Ephrem Mtsire or Ephraim the Lesser (ეფრემ მცირე) (died c. 1101/3) was a Georgian monk at Antioch, theologian and translator of patristic literature from Greek.

Information as to Ephrem’s life is scarce. Early in life he received a thorough Hellenic education presumably in Constantinople, where his purported father Vache Karich'isdze, a Georgian nobleman from Tao, had moved to in 1027. Ephrem then became a monk at the Black Mountain near Antioch, which was populated by a vibrant Georgian monastic community of around 70 monks. Later in his life, c. 1091, Ephrem became a hegumen of the Kastana monastery, probably at the Castalia spring in Daphne, outside Antioch.

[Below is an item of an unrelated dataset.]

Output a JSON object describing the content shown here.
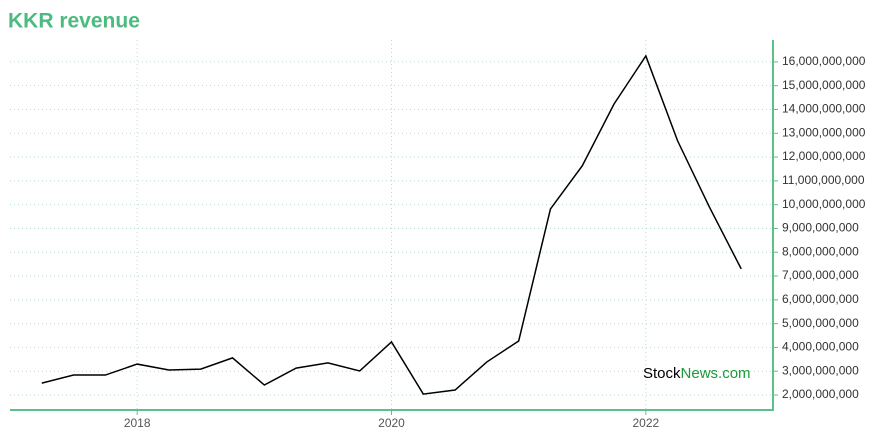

Ephrem’s hellenophile translational technique proved to be fundamental for later Georgian literature. He was the first to introduce literal rendering into Georgian, and made scholia and lexica familiar to Georgian readers. Some of his notable translations are the works by Pseudo-Dionysius the Areopagite, Basil of Caesarea, Ephrem the Syrian, and John of Damascus. Ephrem’s original work "Tale on the Reason for the Conversion of the Georgians" (უწყებაჲ მიზეზსა ქართველთა მოქცევისასა; uts’qebay mizezsa k’artvelta mok’tsevisasa) is yet another manifesto in defense of autocephaly of the Georgian Orthodox Church which was subject of a dispute between the Georgian and Antiochian churchmen in the 11th century.